VP Research & Insights

Susannah directs our research team and plays a key role in extracting the nuggets of information that pave the way for recommended marketing strategies and creative approaches. Susannah has nearly two decades of market research and strategy experience, including her role as president of SE Consulting, where she led the services for the likes of DIY Network and the makers of GORE-TEX®.

Laila Waggoner

VP Client Engagement

Laila leads our client engagement process, overseeing activities from both a strategic and a tactical level to ensure our work generates desired results – and clients’ satisfaction.
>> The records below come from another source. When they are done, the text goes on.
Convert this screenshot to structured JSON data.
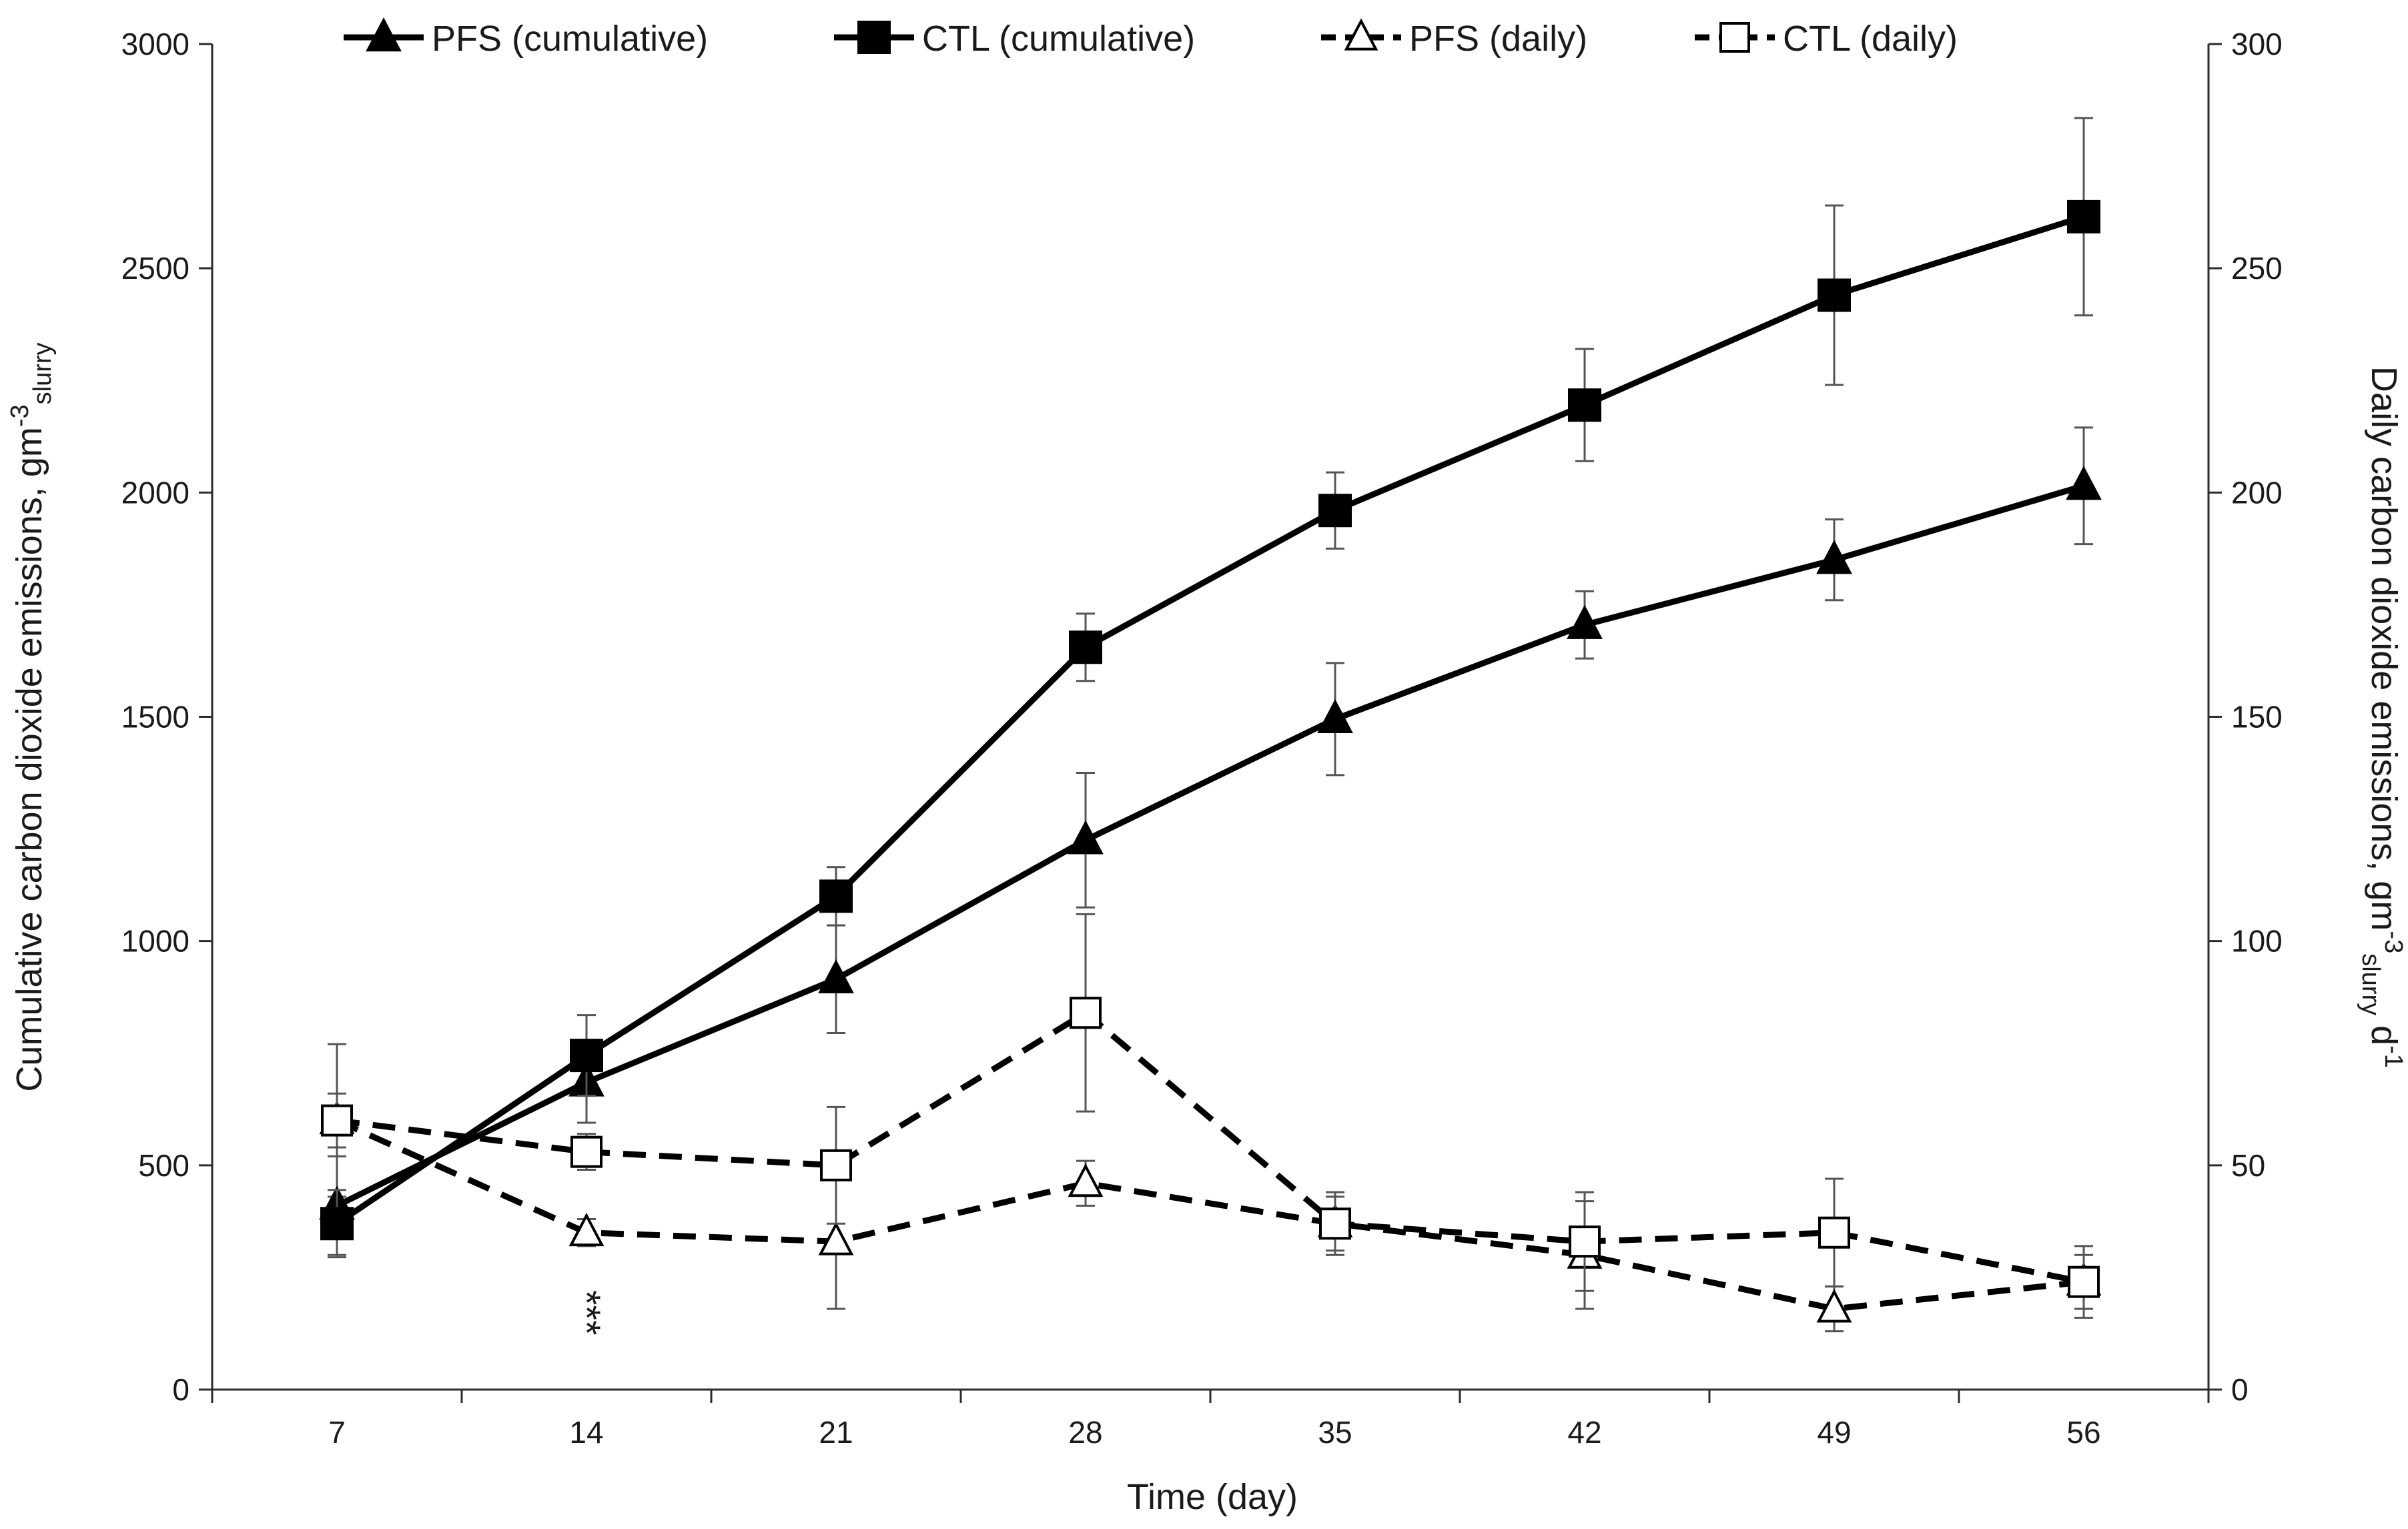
{
  "chart_data": {
    "type": "line",
    "x": [
      7,
      14,
      21,
      28,
      35,
      42,
      49,
      56
    ],
    "xlabel": "Time (day)",
    "ylabel_left": {
      "text": "Cumulative carbon dioxide emissions, gm",
      "sup": "-3",
      "sub": "slurry"
    },
    "ylabel_right": {
      "text": "Daily carbon dioxide emissions, gm",
      "sup": "-3",
      "sub": "slurry",
      "tail": " d",
      "tail_sup": "-1"
    },
    "ylim_left": [
      0,
      3000
    ],
    "ylim_right": [
      0,
      300
    ],
    "yticks_left": [
      "0",
      "500",
      "1000",
      "1500",
      "2000",
      "2500",
      "3000"
    ],
    "yticks_right": [
      "0",
      "50",
      "100",
      "150",
      "200",
      "250",
      "300"
    ],
    "xticks": [
      "7",
      "14",
      "21",
      "28",
      "35",
      "42",
      "49",
      "56"
    ],
    "series": [
      {
        "name": "PFS (cumulative)",
        "axis": "left",
        "marker": "triangle",
        "filled": true,
        "dashed": false,
        "values": [
          410,
          685,
          915,
          1225,
          1495,
          1705,
          1850,
          2015
        ],
        "errors": [
          110,
          90,
          120,
          150,
          125,
          75,
          90,
          130
        ]
      },
      {
        "name": "CTL (cumulative)",
        "axis": "left",
        "marker": "square",
        "filled": true,
        "dashed": false,
        "values": [
          370,
          745,
          1100,
          1655,
          1960,
          2195,
          2440,
          2615
        ],
        "errors": [
          75,
          90,
          65,
          75,
          85,
          125,
          200,
          220
        ]
      },
      {
        "name": "PFS (daily)",
        "axis": "right",
        "marker": "triangle",
        "filled": false,
        "dashed": true,
        "values": [
          60,
          35,
          33,
          46,
          37,
          30,
          18,
          24
        ],
        "errors": [
          6,
          3,
          15,
          5,
          7,
          12,
          5,
          6
        ]
      },
      {
        "name": "CTL (daily)",
        "axis": "right",
        "marker": "square",
        "filled": false,
        "dashed": true,
        "values": [
          60,
          53,
          50,
          84,
          37,
          33,
          35,
          24
        ],
        "errors": [
          17,
          4,
          13,
          22,
          6,
          11,
          12,
          8
        ]
      }
    ],
    "annotations": [
      {
        "text": "***",
        "x": 14,
        "series": "PFS (daily)"
      }
    ],
    "legend_position": "top",
    "grid": false,
    "colors": {
      "line": "#000000",
      "error": "#555555",
      "axis": "#2b2b2b"
    }
  }
}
She brings 25+ years of marketing leadership experience to her client relationships, with particular expertise in the homebuilding and remodeling industries as well as member-driven organizations, such as the Vinyl Siding Institute and Plastics Pipe Institute. Before joining Shelton Group, she led strategic marketing teams for Owens Corning’s insulation business.

Matt Brass

VP Creative

Matt steers the creative department in concepting, designing and producing campaigns. He ensures sound strategy and deep insights inform everything his team develops, and works closely with the accounts department to ensure copy and designs will meet our clients’ goals. As a designer and filmmaker himself, he’s also a principal contributor to all of Shelton’s in-house photography and videography work.

Glen L. Vesser III

VP Finance and Administration

Glen manages Shelton Group’s finances and administration, ensuring our internal systems run smoothly so we can provide exceptional client service in a seamless and timely manner. Glen’s financial and administrative expertise has been shaped by decades of experience in a variety of industries, including public accounting, media distribution and health care.

Mike Beamer

VP Business Development

Mike joined our team to help provide strategic vision and foster our agency’s growth by overseeing new business leads and managing agency marketing and website content. He arrived in Knoxville steeped in energy efficiency and renewables – he previously led client service for an agency division in Boston dedicated to marketing communications strategy and branding for B2B and B2C clients in that space.